Dagegen vorzugehen ist kompliziert: Die Staaten achten völlig zu Recht darauf, ihre fiskalische Hoheit zu wahren. Ist es doch ein wichtiges Gestaltungsinstrument für jede Nation. Auf der anderen Seite verstehen die Menschen nicht, wie gerade besonders profitable Konzerne nahezu keine Steuern zahlen. Das führt zu Verdrossenheit. Und ist schlicht wettbewerbswidrig gegenüber anderen Unternehmen, denen diese Wege nicht offenstehen.
Wie sind nun die verschiedenen Unternehmenssteuersätze in der EU?

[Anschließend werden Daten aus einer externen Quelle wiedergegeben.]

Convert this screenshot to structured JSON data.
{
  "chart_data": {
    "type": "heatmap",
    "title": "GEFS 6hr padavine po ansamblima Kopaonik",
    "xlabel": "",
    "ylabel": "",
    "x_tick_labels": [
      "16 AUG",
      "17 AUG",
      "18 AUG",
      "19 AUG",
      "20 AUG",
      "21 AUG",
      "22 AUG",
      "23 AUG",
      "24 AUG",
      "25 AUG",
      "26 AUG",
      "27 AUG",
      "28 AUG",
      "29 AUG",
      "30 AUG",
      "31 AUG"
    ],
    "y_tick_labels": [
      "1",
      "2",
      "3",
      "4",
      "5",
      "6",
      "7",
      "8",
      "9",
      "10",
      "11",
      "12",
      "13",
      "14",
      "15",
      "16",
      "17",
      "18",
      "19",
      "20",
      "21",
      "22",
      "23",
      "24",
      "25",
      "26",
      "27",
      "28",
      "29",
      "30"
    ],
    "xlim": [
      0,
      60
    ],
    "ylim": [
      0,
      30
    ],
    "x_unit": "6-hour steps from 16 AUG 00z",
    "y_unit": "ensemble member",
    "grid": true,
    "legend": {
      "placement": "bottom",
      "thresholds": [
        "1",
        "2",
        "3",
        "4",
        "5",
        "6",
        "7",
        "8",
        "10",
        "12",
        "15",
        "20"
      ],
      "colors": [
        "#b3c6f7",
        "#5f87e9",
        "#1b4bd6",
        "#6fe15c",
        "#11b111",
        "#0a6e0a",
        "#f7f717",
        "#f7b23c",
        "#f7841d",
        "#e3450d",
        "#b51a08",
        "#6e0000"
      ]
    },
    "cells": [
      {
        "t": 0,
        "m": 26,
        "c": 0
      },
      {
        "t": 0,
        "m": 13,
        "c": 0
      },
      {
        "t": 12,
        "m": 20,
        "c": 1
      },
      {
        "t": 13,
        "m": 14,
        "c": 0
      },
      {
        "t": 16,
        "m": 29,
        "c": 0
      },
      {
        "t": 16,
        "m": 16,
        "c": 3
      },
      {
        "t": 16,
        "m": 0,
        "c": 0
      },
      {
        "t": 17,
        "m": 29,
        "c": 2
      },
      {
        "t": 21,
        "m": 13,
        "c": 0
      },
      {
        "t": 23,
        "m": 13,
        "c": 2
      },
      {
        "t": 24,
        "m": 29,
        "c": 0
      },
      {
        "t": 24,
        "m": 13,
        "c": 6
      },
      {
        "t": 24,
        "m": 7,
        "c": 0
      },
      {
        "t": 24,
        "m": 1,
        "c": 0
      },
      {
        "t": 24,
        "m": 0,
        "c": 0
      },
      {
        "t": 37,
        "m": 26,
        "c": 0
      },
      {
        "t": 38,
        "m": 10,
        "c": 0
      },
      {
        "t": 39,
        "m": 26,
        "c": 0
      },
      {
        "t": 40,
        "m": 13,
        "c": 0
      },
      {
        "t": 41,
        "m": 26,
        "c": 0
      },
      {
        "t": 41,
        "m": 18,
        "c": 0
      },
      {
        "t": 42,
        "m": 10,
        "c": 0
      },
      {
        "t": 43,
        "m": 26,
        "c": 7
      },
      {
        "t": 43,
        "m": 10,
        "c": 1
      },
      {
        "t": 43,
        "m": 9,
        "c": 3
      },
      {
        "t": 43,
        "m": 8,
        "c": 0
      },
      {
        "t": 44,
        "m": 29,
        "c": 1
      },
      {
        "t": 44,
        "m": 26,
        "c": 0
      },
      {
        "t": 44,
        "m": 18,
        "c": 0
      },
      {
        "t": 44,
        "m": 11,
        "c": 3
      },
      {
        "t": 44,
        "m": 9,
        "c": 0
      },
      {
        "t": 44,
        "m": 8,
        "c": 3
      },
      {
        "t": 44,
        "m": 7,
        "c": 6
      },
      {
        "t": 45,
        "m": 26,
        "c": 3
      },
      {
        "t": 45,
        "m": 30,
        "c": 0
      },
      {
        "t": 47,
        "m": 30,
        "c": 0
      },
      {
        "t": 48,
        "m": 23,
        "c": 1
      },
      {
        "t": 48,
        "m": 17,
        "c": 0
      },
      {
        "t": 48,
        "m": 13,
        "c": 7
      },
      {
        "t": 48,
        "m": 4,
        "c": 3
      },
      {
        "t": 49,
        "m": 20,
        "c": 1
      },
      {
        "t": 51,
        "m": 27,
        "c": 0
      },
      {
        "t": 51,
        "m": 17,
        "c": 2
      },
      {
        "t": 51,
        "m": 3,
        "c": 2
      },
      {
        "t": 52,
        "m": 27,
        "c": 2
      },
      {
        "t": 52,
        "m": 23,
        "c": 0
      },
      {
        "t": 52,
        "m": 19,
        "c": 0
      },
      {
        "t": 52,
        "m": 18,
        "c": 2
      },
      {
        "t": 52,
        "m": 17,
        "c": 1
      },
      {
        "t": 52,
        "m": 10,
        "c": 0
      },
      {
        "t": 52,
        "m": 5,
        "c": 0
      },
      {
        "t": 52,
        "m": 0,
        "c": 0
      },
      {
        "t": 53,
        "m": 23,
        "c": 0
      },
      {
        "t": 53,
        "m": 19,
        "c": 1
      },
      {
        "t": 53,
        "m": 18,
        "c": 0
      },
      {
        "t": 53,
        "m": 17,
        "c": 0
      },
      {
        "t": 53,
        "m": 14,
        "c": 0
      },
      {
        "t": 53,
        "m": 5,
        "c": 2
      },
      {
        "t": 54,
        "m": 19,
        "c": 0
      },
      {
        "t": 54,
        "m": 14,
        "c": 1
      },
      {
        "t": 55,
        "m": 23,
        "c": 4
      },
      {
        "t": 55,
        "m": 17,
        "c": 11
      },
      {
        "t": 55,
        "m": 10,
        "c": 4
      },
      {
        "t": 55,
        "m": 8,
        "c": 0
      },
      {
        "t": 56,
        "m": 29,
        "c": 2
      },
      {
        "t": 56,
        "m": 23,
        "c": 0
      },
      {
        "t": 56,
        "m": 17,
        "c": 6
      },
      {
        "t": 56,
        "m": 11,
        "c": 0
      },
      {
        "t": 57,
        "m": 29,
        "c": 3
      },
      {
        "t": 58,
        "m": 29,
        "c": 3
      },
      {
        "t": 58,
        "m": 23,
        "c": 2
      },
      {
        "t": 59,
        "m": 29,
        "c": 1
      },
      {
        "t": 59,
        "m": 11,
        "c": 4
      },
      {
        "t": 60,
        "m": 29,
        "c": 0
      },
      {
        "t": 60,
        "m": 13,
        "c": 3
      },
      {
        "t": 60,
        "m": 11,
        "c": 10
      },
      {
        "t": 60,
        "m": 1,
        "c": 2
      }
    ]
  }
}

Wir sehen also eine große Bandbreite. Muß dies europaweit harmonisiert werden wie die berühmten Gurken? Sicherlich nicht. Europa will den Wettbewerb. Und das ist auch gut so. Irland wäre nie aus der Rolle des Armenhauses aufgestiegen, wenn es nicht große internationale Konzerne mit niedrigen Steuersätzen auf die Insel gelockt hätte. Diese Chance bietet sich nun auch anderen Staaten, wie zum Beispiel Griechenland oder Portugal. Deutschland hingegen muß nicht in diesen Wettbewerb eintreten. Der deutsche Staat hat sich dafür entschieden, besonders weitreichende Leistungen zu bieten, die höhere Steuersätze verlangen. Der Standort wirbt mit guter Ausbildung, exzellenter Infrastruktur, Rechtssicherheit und einem großen nationalen Markt.
Was also tun, um den zu weitgehenden Entzug der Besteuerung aus einzelnen Märkten zu vermeiden? Zwei einfache Maßnahmen könnten große Wirkungen entfalten:
Mindestbesteuerung in der EU
Die EU sollte den Wettbewerb der Volkswirtschaften innerhalb der Union weiter erlauben. Aber es sollte eine vertretbare Untergrenze eingezogen werden. Diese sollte aus meiner Sicht bei 12,5% liegen. Ausnahmen davon, zum Beispiel zur regionalen Förderung (wie einst bei der Zonenrandförderung) müssen von der EU als Beihilfe genehmigt werden. Man denke nur an die französischen Überseeterritorien wie Reunion, die sonst keine Chance haben. „Deals“ wie Luxemburg sie gerne mit Steuersätzen jenseits von Gut und Böse abschließt, sollten damit völlig ausgeschlossen sein.
Transparenz der Bilanz
Unternehmen mit Umsätzen jenseits von EUR 1 Mrd. sollten in ihren Bilanzen Umsatz und zu versteuerndes Ergebnis in einem nationalen Markt, wie Deutschland oder Frankreich, öffentlich zugänglich ausweisen müssen. Keine Macht ist stärker, als die der Verbraucher. Der Verbraucher kann dann selbst entscheiden, ob er bei einem Konzern einkaufen möchte, der gerne die öffentlich finanzierte Infrastruktur eines Landes oder die gute Ausbildung nutzt, sich aber durch fragwürdige gesellschaftsrechtliche Konstruktionen davor drückt, diese mitzufinanzieren.
Ein klug geführtes, auf Nachhaltigkeit gerichtetes Unternehmen kann hieraus sogar einen Vorteil ziehen. Und darauf verweisen, daß es Teil einer Gesellschaft ist und seinen Beitrag leistet. „Wir zahlen unsere Steuern. Und zwar hier.“ Das sollte ein Slogan sein, der mit Stolz verkündet wird. Kluge Menschen würden sich das zertifizieren lassen; als Gütesiegel.
Selbstverständlich haben diese beiden Maßnahmen nur Sinn, wenn gleichzeitig die öffentliche Hand verantwortungsbewußt mit dem ihr zufließenden Geld umgeht. Aber das ist ein Thema für einen anderen Beitrag.